TÜRKİYE'DE GEN ARAŞTIRMALARI
Mithat Baş
Gen bilimini öteden beri merak etmişimdir. Bu konuda başka meraklı yazarlar da var. Bunlardan biri de Oda tv yazarı Kaan Arslanoğlu. İlginç bulduğum fikirlerini paylaşmak istedim.
Türkiye ve Azerbaycan Türklerinde esmerlik baskındır, ama sarışın ve kumrallar az oranda değildir. Ve bunların çoğu öz be öz Türk’tür. Çünkü eski ve yeni birçok Türk kavmi sarışın, kumral, kızıldır. Türklerin çekirdek geni büyük olasılıkla R1b'dir. Avrupa halklarını oluşturan hâkim gen budur
Yapılan gen araştırmalarında aşağıda belirtilen durum ortaya çıkmıştır.
Türkiye
% 22 J2 beyaz Akdeniz.
% 24 R1B kadim Orta Asya. Kafkas.
% 10 G Kafkas.
% 10 R1A kadim Orta Asya.
% 10 Q, N1 Sibirya.
Türkiye'de hâkim gen R1b ve R1a genidir. Ondan sonra J2'dir. J2 geni beyaz Akdeniz genidir. R1a Slavlarda ve Avrupa'da da çok görülür. Avrasya Türk kavimlerinde ayrıca C, N, Q, O baskınlığı da vardır. Yani sarı ırk, Kızılderili genleri, Eskimo ve İskandinav genleri… Türklük bir ırk birliği değil bir dil ve kültür birliğidir. Böyle bir başka dünya kavmi yoktur. İşte “Irkçılığı bitirirse Türkler bitirir” sözünün bilimsel temeli budur.
Giderek daha büyük bir havuzda toplanan arkeolojik bulgular artık çok sağlam genetik araştırma bulgularıyla destekleniyor, gen havuzu da genişliyor. Böylece daha önce hipotez olarak sunulan iddialar dört bir boyuttan kanıtlı tezlere dönüşüyor. Elimizdeki kitap arkeolojinin, tarihin bulgularına, genetik araştırmaların gösterdiğine, dil boyutunu da katarak çemberi tamamlıyor.
Tarihçi Prof. Dr. Osman Karatay’a göre pek çok insan yabancı dil bilebilir, pek çok insan Türkçe sözcüklerle yabancı sözcüklerin benzerliklerini bulabilir. Önemli olan dilbilim kuralları içinde bu benzerlikleri köklere, yapım eklerine göre bir yere oturtabilmek; gerçek ortaklığı rastlantıdan ayırabilmektir. Bunu yaparken ve yapmak için öteki bilimsel disiplinlerden de yararlanabilmek gerekir.
Osman Karatay’a göre Hint-Avrupa dili diye bir şey var.

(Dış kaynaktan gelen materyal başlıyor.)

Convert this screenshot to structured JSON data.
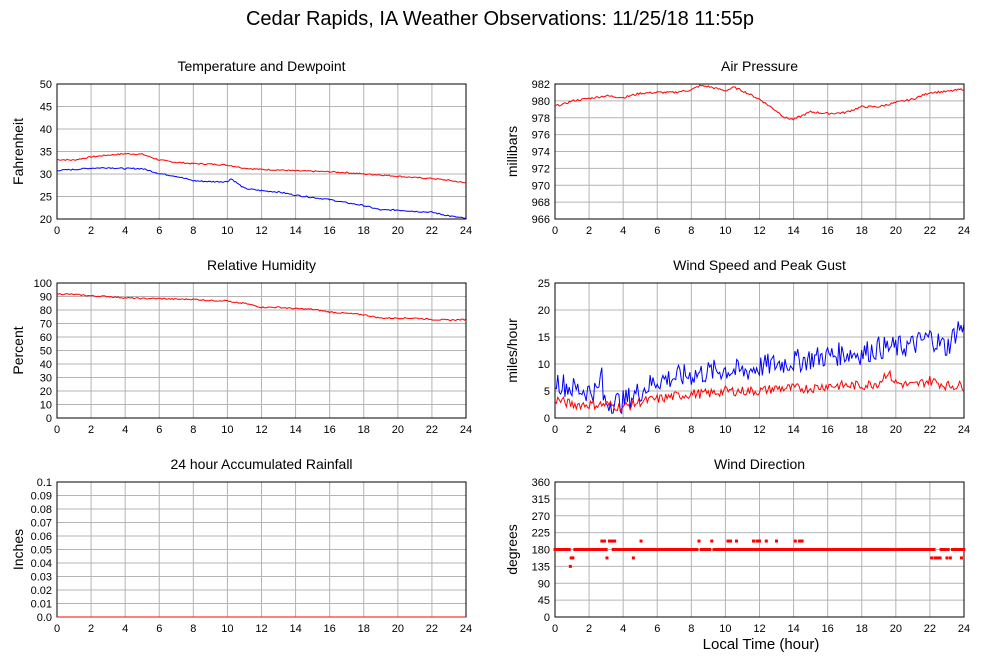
{
  "title": "Cedar Rapids, IA Weather Observations: 11/25/18 11:55p",
  "xlabel": "Local Time (hour)",
  "colors": {
    "red": "#ff0000",
    "blue": "#0000ff",
    "grid": "#b4b4b4"
  },
  "chart_data": [
    {
      "type": "line",
      "title": "Temperature and Dewpoint",
      "ylabel": "Fahrenheit",
      "xlim": [
        0,
        24
      ],
      "ylim": [
        20,
        50
      ],
      "yticks": [
        20,
        25,
        30,
        35,
        40,
        45,
        50
      ],
      "xticks": [
        0,
        2,
        4,
        6,
        8,
        10,
        12,
        14,
        16,
        18,
        20,
        22,
        24
      ],
      "series": [
        {
          "color": "#ff0000",
          "step": 0.0833,
          "x": [
            0,
            1,
            2,
            3,
            4,
            5,
            6,
            7,
            8,
            9,
            10,
            11,
            12,
            13,
            14,
            15,
            16,
            17,
            18,
            19,
            20,
            21,
            22,
            23,
            24
          ],
          "values": [
            33.2,
            33.1,
            33.8,
            34.2,
            34.5,
            34.4,
            33.1,
            32.6,
            32.3,
            32.2,
            32.0,
            31.3,
            31.0,
            30.9,
            30.7,
            30.6,
            30.5,
            30.3,
            30.0,
            29.8,
            29.5,
            29.2,
            29.0,
            28.6,
            28.0
          ],
          "noise": 0.15
        },
        {
          "color": "#0000ff",
          "step": 0.0833,
          "x": [
            0,
            1,
            2,
            3,
            4,
            5,
            6,
            7,
            8,
            9,
            10,
            10.2,
            11,
            12,
            13,
            14,
            15,
            16,
            17,
            18,
            19,
            20,
            21,
            22,
            23,
            24
          ],
          "values": [
            30.8,
            31.0,
            31.3,
            31.4,
            31.2,
            31.2,
            30.1,
            29.5,
            28.5,
            28.3,
            28.3,
            29.0,
            26.8,
            26.3,
            26.0,
            25.3,
            24.8,
            24.3,
            23.6,
            23.0,
            22.0,
            22.0,
            21.7,
            21.5,
            20.7,
            20.1
          ],
          "noise": 0.15
        }
      ]
    },
    {
      "type": "line",
      "title": "Air Pressure",
      "ylabel": "millibars",
      "xlim": [
        0,
        24
      ],
      "ylim": [
        966,
        982
      ],
      "yticks": [
        966,
        968,
        970,
        972,
        974,
        976,
        978,
        980,
        982
      ],
      "xticks": [
        0,
        2,
        4,
        6,
        8,
        10,
        12,
        14,
        16,
        18,
        20,
        22,
        24
      ],
      "series": [
        {
          "color": "#ff0000",
          "step": 0.0833,
          "x": [
            0,
            0.5,
            1,
            2,
            3,
            4,
            5,
            6,
            7,
            8,
            8.5,
            9,
            10,
            10.5,
            11,
            12,
            13,
            13.5,
            14,
            15,
            16,
            17,
            18,
            19,
            20,
            21,
            22,
            23,
            24
          ],
          "values": [
            979.4,
            979.6,
            980.0,
            980.3,
            980.6,
            980.4,
            980.9,
            981.0,
            981.0,
            981.3,
            981.8,
            981.7,
            981.2,
            981.6,
            981.2,
            980.2,
            978.8,
            978.0,
            977.8,
            978.7,
            978.5,
            978.6,
            979.3,
            979.3,
            979.8,
            980.2,
            981.0,
            981.1,
            981.4
          ],
          "noise": 0.12
        }
      ]
    },
    {
      "type": "line",
      "title": "Relative Humidity",
      "ylabel": "Percent",
      "xlim": [
        0,
        24
      ],
      "ylim": [
        0,
        100
      ],
      "yticks": [
        0,
        10,
        20,
        30,
        40,
        50,
        60,
        70,
        80,
        90,
        100
      ],
      "xticks": [
        0,
        2,
        4,
        6,
        8,
        10,
        12,
        14,
        16,
        18,
        20,
        22,
        24
      ],
      "series": [
        {
          "color": "#ff0000",
          "step": 0.0833,
          "x": [
            0,
            1,
            2,
            3,
            4,
            5,
            6,
            7,
            8,
            9,
            10,
            10.3,
            11,
            12,
            13,
            14,
            15,
            16,
            17,
            18,
            19,
            20,
            21,
            22,
            23,
            24
          ],
          "values": [
            92,
            91.5,
            90.5,
            90,
            89,
            88.5,
            88.5,
            88,
            88,
            87,
            87,
            85.5,
            85,
            82,
            82,
            81,
            80.5,
            78.5,
            77.5,
            76.5,
            74,
            74,
            74,
            73,
            72.5,
            73
          ],
          "noise": 0.5
        }
      ]
    },
    {
      "type": "line",
      "title": "Wind Speed and Peak Gust",
      "ylabel": "miles/hour",
      "xlim": [
        0,
        24
      ],
      "ylim": [
        0,
        25
      ],
      "yticks": [
        0,
        5,
        10,
        15,
        20,
        25
      ],
      "xticks": [
        0,
        2,
        4,
        6,
        8,
        10,
        12,
        14,
        16,
        18,
        20,
        22,
        24
      ],
      "series": [
        {
          "color": "#0000ff",
          "step": 0.0833,
          "x": [
            0,
            1,
            2,
            2.6,
            2.7,
            2.8,
            3,
            4,
            5,
            6,
            7,
            8,
            9,
            10,
            11,
            12,
            13,
            14,
            15,
            16,
            17,
            18,
            19,
            20,
            21,
            22,
            23,
            23.7,
            24
          ],
          "values": [
            7,
            5.5,
            5,
            5,
            10.5,
            4,
            3,
            3,
            5,
            7,
            7.5,
            8,
            8.5,
            9,
            8.5,
            9.5,
            10,
            10.5,
            11,
            11.5,
            12,
            12,
            13,
            13,
            13.5,
            15,
            13,
            17,
            16
          ],
          "noise": 2.2
        },
        {
          "color": "#ff0000",
          "step": 0.0833,
          "x": [
            0,
            1,
            2,
            3,
            4,
            5,
            6,
            7,
            8,
            9,
            10,
            11,
            12,
            13,
            14,
            15,
            16,
            17,
            18,
            19,
            19.5,
            20,
            21,
            22,
            23,
            24
          ],
          "values": [
            3.5,
            2.5,
            2.5,
            2.5,
            2,
            3,
            3.5,
            4,
            4.5,
            4.5,
            5,
            5,
            5,
            5.5,
            5.5,
            5.5,
            6,
            6,
            6,
            6.5,
            8.5,
            6.5,
            6,
            7,
            6,
            6
          ],
          "noise": 0.9
        }
      ]
    },
    {
      "type": "line",
      "title": "24 hour Accumulated Rainfall",
      "ylabel": "Inches",
      "xlim": [
        0,
        24
      ],
      "ylim": [
        0,
        0.1
      ],
      "yticks": [
        0.0,
        0.01,
        0.02,
        0.03,
        0.04,
        0.05,
        0.06,
        0.07,
        0.08,
        0.09,
        0.1
      ],
      "ytick_labels": [
        "0.0",
        "0.01",
        "0.02",
        "0.03",
        "0.04",
        "0.05",
        "0.06",
        "0.07",
        "0.08",
        "0.09",
        "0.1"
      ],
      "xticks": [
        0,
        2,
        4,
        6,
        8,
        10,
        12,
        14,
        16,
        18,
        20,
        22,
        24
      ],
      "series": [
        {
          "color": "#ff0000",
          "step": 1,
          "x": [
            0,
            24
          ],
          "values": [
            0,
            0
          ],
          "noise": 0
        }
      ]
    },
    {
      "type": "scatter",
      "title": "Wind Direction",
      "ylabel": "degrees",
      "xlim": [
        0,
        24
      ],
      "ylim": [
        0,
        360
      ],
      "yticks": [
        0,
        45,
        90,
        135,
        180,
        225,
        270,
        315,
        360
      ],
      "xticks": [
        0,
        2,
        4,
        6,
        8,
        10,
        12,
        14,
        16,
        18,
        20,
        22,
        24
      ],
      "base_value": 180,
      "step": 0.0833,
      "excursions": [
        {
          "x": 0.9,
          "y": 135
        },
        {
          "x": 0.95,
          "y": 157.5
        },
        {
          "x": 1.05,
          "y": 157.5
        },
        {
          "x": 2.75,
          "y": 202.5
        },
        {
          "x": 2.9,
          "y": 202.5
        },
        {
          "x": 3.05,
          "y": 157.5
        },
        {
          "x": 3.2,
          "y": 202.5
        },
        {
          "x": 3.35,
          "y": 202.5
        },
        {
          "x": 3.5,
          "y": 202.5
        },
        {
          "x": 4.6,
          "y": 157.5
        },
        {
          "x": 5.05,
          "y": 202.5
        },
        {
          "x": 8.45,
          "y": 202.5
        },
        {
          "x": 9.2,
          "y": 202.5
        },
        {
          "x": 10.15,
          "y": 202.5
        },
        {
          "x": 10.3,
          "y": 202.5
        },
        {
          "x": 10.65,
          "y": 202.5
        },
        {
          "x": 11.65,
          "y": 202.5
        },
        {
          "x": 11.85,
          "y": 202.5
        },
        {
          "x": 12.0,
          "y": 202.5
        },
        {
          "x": 12.4,
          "y": 202.5
        },
        {
          "x": 13.0,
          "y": 202.5
        },
        {
          "x": 14.1,
          "y": 202.5
        },
        {
          "x": 14.35,
          "y": 202.5
        },
        {
          "x": 14.5,
          "y": 202.5
        },
        {
          "x": 22.1,
          "y": 157.5
        },
        {
          "x": 22.3,
          "y": 157.5
        },
        {
          "x": 22.45,
          "y": 157.5
        },
        {
          "x": 22.6,
          "y": 157.5
        },
        {
          "x": 23.0,
          "y": 157.5
        },
        {
          "x": 23.2,
          "y": 157.5
        },
        {
          "x": 23.85,
          "y": 157.5
        }
      ]
    }
  ]
}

Ama bilindiği, anlatıldığı gibi değil. Yani ortaklığın derinliği o kadar güçlü değil. Pek çok sözcük ortak olmadığı gibi, yapı eklerinde, gramerde önemli farklılıklar söz konusu, bu aynı aileden denen diller arasında.
Yazar Kaan Arslanoğlu’nun da dil bilimi konusunda araştırmaları var. Örneğin Arslanoğlu’na göre Altay dili denen Türkçe, Macarcaya, Fin-Ugor dillerine neden bu kadar yakın? Neden Hint-Avrupa köklerine, Almancaya bu kadar yoğun ortak? Tüm bunların yeni baştan ele alınması gerekiyor.
Fritz Neumark “Tarihten Türkleri çıkarın geriye bir şey kalmaz” demişti. Tarihsiz ulusların kaderi büyük bir şaşaa, ışıltılı bir uygarlık sahnesi arkasında hep kan, gözyaşı ve kırımdan ibaret kaldı.
Kaan Arslanoğlu’nun başka tespitleri de var: “Dünya dillerinden Türkçeyi çıkarın, konuşamazlar.
10. yüzyıla kadar İran ve çevresindeki topraklarda konuşulan baskın dil Ön-Türkçe, Türkçeydi. Arap hâkimiyetinin kesinleşmesinden sonra Arapçayla Türkçenin karışımı yeni bir dil doğdu: Bugünkü Farsça oluşmaya başladı.
Daha sonraki yüzyıllarda da bölgenin Türk boyları, melezleşmiş başka boylar ve Arap karışımıyla başka etnik gruplar ve diller oluştu. Talışlar, Soranlar, Kurmanclar, Zazalar, Tacikler… Kabaca bunların hepsi için Türk Arap melezliği diyebiliriz.”